SPÖ, ÖVP und FPÖ wollen Gesetz reparieren
Im SPÖ-Klub ist nun von einem "Verweisfehler" die Rede. Man habe die Reparatur des Gesetzes bereits mit den anderen Parteien vereinbart. Bis dahin werden die Führungsfunktionen nun freiwillig (im Rahmen der Abgeordneten-Biographien im Internet) offengelegt. Auch FPÖ-Verfassungssprecher Harald Stefan betont, dass man das Gesetz reparieren werde. Es sei schließlich "peinlich, wenn der Gesetzgeber bei einem Gesetz, das ihn selbst betrifft, pfuscht".
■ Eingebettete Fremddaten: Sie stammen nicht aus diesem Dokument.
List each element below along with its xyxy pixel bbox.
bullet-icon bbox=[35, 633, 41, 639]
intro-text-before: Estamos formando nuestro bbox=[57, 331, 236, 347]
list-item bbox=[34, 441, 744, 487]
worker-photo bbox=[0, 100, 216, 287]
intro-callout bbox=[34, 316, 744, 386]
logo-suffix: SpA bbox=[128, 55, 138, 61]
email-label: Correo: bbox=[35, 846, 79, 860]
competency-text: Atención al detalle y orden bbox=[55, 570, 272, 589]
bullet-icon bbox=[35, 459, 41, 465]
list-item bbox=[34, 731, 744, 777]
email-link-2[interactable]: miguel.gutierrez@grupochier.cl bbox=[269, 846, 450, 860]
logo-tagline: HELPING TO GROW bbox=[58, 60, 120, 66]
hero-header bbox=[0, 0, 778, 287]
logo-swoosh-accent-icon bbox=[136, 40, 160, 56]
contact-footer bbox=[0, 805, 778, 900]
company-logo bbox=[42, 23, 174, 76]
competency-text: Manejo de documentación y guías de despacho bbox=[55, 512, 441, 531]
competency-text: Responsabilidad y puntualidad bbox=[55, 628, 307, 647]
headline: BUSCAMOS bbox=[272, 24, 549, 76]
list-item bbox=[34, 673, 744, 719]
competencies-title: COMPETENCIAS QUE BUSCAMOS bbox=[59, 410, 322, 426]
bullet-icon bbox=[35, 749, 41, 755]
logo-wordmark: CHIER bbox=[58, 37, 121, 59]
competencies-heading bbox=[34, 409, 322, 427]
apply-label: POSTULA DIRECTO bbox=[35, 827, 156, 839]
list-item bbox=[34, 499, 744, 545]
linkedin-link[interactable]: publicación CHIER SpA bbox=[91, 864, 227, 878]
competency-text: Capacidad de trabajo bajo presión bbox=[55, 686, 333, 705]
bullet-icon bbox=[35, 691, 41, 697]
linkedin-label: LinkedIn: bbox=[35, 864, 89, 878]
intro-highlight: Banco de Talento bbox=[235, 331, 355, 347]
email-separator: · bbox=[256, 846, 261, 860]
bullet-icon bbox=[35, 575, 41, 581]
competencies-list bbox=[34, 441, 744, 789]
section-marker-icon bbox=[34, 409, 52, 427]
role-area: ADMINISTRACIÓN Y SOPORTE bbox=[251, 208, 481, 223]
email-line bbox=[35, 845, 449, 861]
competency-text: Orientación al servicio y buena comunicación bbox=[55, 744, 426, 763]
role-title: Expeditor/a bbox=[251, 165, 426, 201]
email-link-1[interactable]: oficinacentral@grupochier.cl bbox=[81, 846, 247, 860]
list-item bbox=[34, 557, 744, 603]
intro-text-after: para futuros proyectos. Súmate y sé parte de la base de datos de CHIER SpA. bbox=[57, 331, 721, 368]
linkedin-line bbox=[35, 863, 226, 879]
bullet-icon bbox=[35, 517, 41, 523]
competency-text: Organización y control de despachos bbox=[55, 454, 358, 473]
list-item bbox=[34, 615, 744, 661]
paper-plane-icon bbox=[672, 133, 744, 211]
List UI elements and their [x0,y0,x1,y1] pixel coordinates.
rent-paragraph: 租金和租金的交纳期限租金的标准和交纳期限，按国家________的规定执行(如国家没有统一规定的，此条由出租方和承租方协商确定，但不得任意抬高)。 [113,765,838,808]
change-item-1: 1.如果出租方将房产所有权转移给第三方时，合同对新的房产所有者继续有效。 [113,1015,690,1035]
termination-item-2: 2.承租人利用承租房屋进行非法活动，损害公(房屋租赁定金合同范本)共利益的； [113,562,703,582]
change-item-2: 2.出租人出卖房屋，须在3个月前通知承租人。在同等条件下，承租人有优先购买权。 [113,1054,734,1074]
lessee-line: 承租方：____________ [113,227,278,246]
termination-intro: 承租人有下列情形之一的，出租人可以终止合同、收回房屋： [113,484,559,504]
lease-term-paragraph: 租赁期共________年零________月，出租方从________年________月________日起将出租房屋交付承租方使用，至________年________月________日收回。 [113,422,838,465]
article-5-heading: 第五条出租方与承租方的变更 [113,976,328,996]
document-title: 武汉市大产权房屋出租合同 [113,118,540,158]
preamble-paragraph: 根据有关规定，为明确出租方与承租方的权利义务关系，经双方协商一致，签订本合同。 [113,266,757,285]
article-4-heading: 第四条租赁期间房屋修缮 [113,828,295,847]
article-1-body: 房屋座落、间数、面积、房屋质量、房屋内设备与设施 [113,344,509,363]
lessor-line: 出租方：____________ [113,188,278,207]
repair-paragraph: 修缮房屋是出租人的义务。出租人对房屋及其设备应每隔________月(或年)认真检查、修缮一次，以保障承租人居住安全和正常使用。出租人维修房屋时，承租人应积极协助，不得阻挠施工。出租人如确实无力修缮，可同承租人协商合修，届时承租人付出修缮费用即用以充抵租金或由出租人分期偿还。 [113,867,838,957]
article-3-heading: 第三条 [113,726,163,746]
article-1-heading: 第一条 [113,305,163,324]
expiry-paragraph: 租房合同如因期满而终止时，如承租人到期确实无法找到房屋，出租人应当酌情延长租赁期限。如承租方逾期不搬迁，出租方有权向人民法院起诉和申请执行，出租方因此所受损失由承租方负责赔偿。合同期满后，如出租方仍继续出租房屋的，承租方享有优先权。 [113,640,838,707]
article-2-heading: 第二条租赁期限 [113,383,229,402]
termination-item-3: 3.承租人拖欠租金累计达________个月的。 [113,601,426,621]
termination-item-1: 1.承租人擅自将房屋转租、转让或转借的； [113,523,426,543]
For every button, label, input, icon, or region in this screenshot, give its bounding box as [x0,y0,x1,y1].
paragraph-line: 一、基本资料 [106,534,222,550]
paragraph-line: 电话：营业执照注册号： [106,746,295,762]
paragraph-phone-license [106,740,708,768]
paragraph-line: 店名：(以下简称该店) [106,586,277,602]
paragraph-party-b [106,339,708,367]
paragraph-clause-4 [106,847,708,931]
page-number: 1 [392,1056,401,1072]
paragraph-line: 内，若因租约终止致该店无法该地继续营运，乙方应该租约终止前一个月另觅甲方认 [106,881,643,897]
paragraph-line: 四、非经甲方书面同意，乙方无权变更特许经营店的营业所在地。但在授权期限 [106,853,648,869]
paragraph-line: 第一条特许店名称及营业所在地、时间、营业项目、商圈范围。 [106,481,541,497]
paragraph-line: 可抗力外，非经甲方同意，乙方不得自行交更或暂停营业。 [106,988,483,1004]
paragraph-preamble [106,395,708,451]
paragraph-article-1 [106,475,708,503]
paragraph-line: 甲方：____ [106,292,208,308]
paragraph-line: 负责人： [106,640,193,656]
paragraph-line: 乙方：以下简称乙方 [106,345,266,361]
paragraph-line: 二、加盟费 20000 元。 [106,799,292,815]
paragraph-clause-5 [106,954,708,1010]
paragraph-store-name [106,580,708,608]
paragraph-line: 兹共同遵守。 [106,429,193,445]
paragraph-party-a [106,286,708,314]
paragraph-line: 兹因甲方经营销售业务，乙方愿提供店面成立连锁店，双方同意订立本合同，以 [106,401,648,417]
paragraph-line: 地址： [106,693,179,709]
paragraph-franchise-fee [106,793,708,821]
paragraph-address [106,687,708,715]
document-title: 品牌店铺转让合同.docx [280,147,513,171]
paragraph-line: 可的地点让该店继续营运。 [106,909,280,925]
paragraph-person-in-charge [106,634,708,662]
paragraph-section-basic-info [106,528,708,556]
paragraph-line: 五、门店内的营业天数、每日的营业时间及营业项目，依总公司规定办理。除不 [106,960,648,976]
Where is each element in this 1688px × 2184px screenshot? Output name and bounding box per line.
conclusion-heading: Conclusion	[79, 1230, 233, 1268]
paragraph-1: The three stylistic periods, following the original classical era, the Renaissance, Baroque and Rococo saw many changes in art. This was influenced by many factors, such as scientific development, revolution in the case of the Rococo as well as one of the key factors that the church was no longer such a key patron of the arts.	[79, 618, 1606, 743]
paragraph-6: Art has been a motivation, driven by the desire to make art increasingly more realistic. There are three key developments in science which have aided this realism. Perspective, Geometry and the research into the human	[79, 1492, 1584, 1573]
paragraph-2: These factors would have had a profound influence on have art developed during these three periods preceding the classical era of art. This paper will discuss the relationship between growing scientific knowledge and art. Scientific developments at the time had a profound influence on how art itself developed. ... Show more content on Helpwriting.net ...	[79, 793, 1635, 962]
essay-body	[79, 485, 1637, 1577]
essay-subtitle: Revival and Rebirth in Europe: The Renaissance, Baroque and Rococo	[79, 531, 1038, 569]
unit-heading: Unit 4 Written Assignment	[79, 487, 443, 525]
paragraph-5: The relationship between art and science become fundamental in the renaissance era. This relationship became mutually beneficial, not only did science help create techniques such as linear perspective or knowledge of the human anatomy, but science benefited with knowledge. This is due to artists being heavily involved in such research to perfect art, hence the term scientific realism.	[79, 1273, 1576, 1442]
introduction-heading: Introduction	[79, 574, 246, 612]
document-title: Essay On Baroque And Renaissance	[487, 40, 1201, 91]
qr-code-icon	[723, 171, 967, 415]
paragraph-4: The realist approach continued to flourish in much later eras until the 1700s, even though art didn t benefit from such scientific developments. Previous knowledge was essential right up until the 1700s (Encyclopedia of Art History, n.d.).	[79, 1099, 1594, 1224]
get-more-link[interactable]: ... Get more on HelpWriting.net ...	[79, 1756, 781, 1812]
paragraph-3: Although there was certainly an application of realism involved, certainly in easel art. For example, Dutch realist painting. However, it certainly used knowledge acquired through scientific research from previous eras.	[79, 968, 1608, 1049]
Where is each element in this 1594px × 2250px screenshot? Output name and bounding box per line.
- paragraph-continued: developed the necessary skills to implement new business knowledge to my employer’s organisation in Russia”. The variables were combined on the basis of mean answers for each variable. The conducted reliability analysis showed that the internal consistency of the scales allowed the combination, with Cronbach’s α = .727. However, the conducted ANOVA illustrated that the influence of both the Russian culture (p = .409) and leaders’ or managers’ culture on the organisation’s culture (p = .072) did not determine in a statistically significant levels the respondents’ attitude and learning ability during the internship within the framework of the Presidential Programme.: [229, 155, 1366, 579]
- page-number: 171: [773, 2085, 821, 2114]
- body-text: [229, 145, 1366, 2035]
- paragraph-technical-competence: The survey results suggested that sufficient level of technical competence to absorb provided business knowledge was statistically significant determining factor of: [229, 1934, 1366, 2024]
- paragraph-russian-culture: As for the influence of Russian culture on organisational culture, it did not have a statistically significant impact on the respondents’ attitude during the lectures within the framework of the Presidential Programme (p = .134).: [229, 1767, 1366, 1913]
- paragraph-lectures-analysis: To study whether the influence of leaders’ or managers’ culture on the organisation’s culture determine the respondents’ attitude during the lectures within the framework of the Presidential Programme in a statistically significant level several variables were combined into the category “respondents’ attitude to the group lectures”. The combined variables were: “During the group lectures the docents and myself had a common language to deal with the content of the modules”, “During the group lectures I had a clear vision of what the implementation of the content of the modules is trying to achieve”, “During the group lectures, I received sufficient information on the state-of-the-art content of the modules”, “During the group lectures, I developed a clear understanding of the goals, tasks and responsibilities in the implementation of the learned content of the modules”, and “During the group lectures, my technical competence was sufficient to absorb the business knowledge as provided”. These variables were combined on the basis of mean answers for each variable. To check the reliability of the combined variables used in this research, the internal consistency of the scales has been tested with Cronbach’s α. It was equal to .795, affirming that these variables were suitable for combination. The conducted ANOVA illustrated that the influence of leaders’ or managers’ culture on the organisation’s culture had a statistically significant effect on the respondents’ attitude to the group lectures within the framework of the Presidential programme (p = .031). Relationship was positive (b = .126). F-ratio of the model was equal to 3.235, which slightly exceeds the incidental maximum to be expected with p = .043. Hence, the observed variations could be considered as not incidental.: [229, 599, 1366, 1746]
Auch die ÖVP meldete sich am Donnerstagvormittag und sprach sich für eine Reparatur des Gesetzes aus. In diesem Sinne habe die Volkspartei dem Koalitionspartner bereits vor zehn Tagen eine Korrektur des Gesetzes übermittelt. "Die ÖVP steht ganz im Sinne des Transparenzpakets für eine vollständige Offenlegung aller Nebentätigkeiten und Nebeneinkünfte", betonte Verfassungssprecher Wolfgang Gerstl.

Die Liste mit den Nebenjobs der Abgeordneten gibt es seit Ende der 1990er-Jahre, seit 2008 wird sie auch im Internet veröffentlicht. Im Rahmen des Transparenzpakets, das im Juni teils mit wechselnden Mehrheiten beschlossen wurde, hatten SPÖ, ÖVP und FPÖ im Vorjahr festgelegt, in der Liste künftig auch anzugeben, wie viel die Abgeordneten durch ihre Nebentätigkeiten in etwa verdienen. Das monatliche Einkommen soll in fünf Kategorien angegeben werden: bis 1.000 Euro, 1.001 bis 3.500 Euro, 3.501 bis 7.000 Euro, 7.001 bis 10.000 Euro und über 10.000 Euro monatlich. Die Meldefrist dafür läuft bis 30. Juni. Bis dahin soll laut SPÖ auch die Reparatur des Gesetzes erfolgen.

Nachbesserung bei Gesetzesänderung verlangt
Die Grünen, die bereits im Juni diesem Part der neuen Regelungen nicht zugestimmt hatten, fordern bei der Reparatur der Transparenzbestimmungen für die Abgeordneten hingegen weitere Nachbesserungen. Justizsprecher Albert Steinhauser bezeichnete den damals beschlossenen Initiativantrag als "Gesetzespfusch".

Auch Marion Breitschopf von der Transparenzinitiative "Meine Abgeordneten" plädiert für weitere Verbesserungen. Sie habe von Anfang an darauf hingewiesen, dass dieses Gesetz "eine Katastrophe" sei, betonte Breitschopf. Sie vermisse insbesondere Sanktionen für den Fall, dass Abgeordnete Nebenjobs verheimlichen oder falsche Meldungen abgeben. Außerdem kritisierte sie, dass die derzeitigen Regeln keine Rückschlüsse auf die Kundenstruktur von Abgeordneten zulassen, die freiberuflich tätig sind.

Steinhauser kritisiert außerdem, dass für die Berechnung der Einkommenskategorien sämtliche Einkünfte zusammengerechnet werden sollen, anstatt jeden Job einzeln zu bewerten. "Das ist ein Pfusch gewesen", erklärte Steinhauser. Nun müsse man das Gesetz ordentlich reparieren und auch alle anderen Mängel beheben: "Was nicht geht, ist, dass das nur schlampig saniert wird."